The article below entitled A Glorious Death is taken from the book Epitaph II which was published to accompany the TV series of the same name. The chapter on Father Douglas was written by Graeme Lay.
Francis Douglas Memorial College opened in 1959 under the leadership of the De La Salle Brothers and is dedicated to the memory of Fr Francis Vernon Douglas. The De La Salle Brothers, a Catholic chaplain and their lay partners form a dedicated community with the parents in sharing a common mission of providing Christian education for Taranaki boys.
Father Francis Douglas. It was to honour the memory of this man that this college was so named. How he died is uncertain. Where he died is unknown. Why he died has never been established. For that matter it has never been established that he did, in fact, die. But since that day in 1943 when the Japanese led him away, no one was ever to see or hear from Columban Father Francis Vernon Douglas again. Vernon believed in taking time before making important decisions. After graduating from high school, he worked in the Post Office of his hometown in Thorndon, New Zealand, for a year before making any plans about the future. He wanted time to think things out, investigate all the options before choosing one. When he did decide - it was the Priesthood.
In 1934 he was ordained for the Archdiocese of Wellington. Even then he felt a pull to the missions - but spent the next three years in New Plymouth as assistant priest. But he knew "something greater" was still before him.
Part of that "something greater" he found in the Columban Fathers. In 1937 he joined them and following a year of training and missionary formation in Australia, went to the Philippines.
The first months in his new ministry were spent learning the language and customs of the Philippine people. In 1939 he was appointed pastor of Pililla, a town of 10,000 on the island of Luzon. Rumours of war spreading to countries of the Far East were beginning even then. "War or no war, I'll stick it out here," Fr. Douglas wrote home in 1940. Pililla was his mission...he'd remain.
The people were poor, their faith even more so. It was a small, struggling town when Father Francis Douglas arrived - with a half-ruined church, a dilapidated presbytery and a mere handful of practicing Catholics. His work was clearly cut out for him and it wasn't going to be easy.
Fr. Douglas began with the youth. “They're the future of the Church here, and they also seem the best avenue to reaching other people," he said. Within a few months he organized a troop of Boy Scouts and began working with the older youths of Pililla organising recreational activities and a social action committee.
Before long, his labours began to bear fruits. The Church was repaired, the presbytery made habitable and faith was gradually coming back to the people. "Think I've made a sound start-but still so much to be done...." he wrote again in 1940.
Much did remain to be done - but Fr. Douglas was not the man who would do it. The Japanese invaded the Philippines shortly after Pearl Harbor was bombed in December, 1941. Although he had ample time to escape, he stuck to his earlier decision. For him, leaving his people in such a time of need would have been self-defeating. "They have nowhere else to go- nor do I," he wrote.
For two years, Fr. Douglas lived the precarious existence of those who will not collaborate and cannot revolt. As a Priest and foreigner, he was suspect by the Japanese in his every move. Often he was taken in for questioning, held for hours and accused of being a spy against the Japanese. But he knew nothing to satisfy their intensive interrogations. He was simply a Priest, a missionary doing his job in an occupied country of anything else about the war he was ignorant.
On June 25, 1943, Fr.

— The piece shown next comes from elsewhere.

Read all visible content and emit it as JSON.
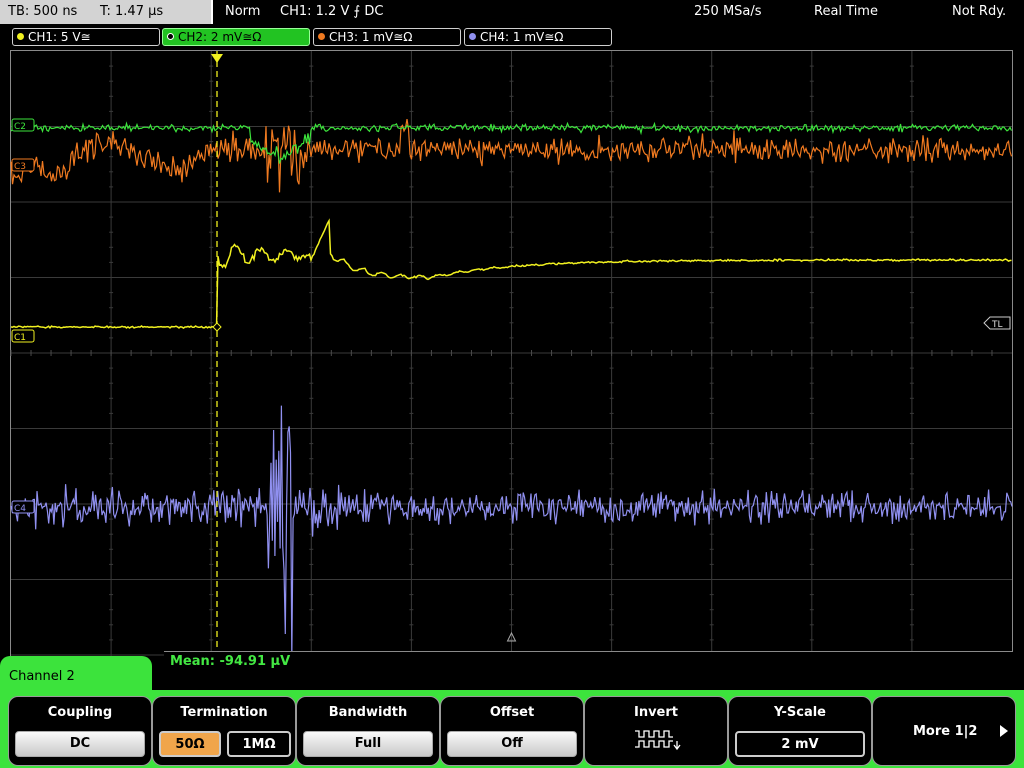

Douglas was arrested by Japanese soldiers, who were trying to stamp out guerrilla activity in the mountains near Pililla. He was taken to a Church in the neighbouring town of Paete and beaten and then tied to a pillar in the baptistry for three days. At one point during his confinement, Fr. Douglas was subjected to the "water torture." A large funnel was inserted in his mouth and water poured through until his stomach became hideously bloated. A wooden slab was then placed across his middle which the soldiers jumped on.
According to one report, the Japanese suspected Fr. Douglas had been hearing the confessions of resistance guerrilla fighters who hid out in the surrounding hills. Through means of the "water torture," they attempted to make him reveal the guerrilla's whereabouts and any pertinent information confided in the confessional. Whether or not he was aware of the guerrillas, Fr. Douglas remained silent through the whole ordeal. At his request he was allowed to make his confession to a native Filipino Priest in the presence of a Japanese interpreter. The Priest later recounted the physical appearance of Fr. Frank at the time. "His face was bloody, one eye was blackened and swollen and his arms were covered with infected cuts and sores."
At the end of the third day, as darkness was coming on, the Japanese took Fr. Frank from the Church and dragged him to a military truck surrounded by soldiers with fixed bayonets. The truck drove away from Paete towards Santa Cruz. When it returned later that night, Japanese soldiers were its only occupants. Fr. Douglas’ "something greater" was completed somehow, somewhere in the time between. His body was never found.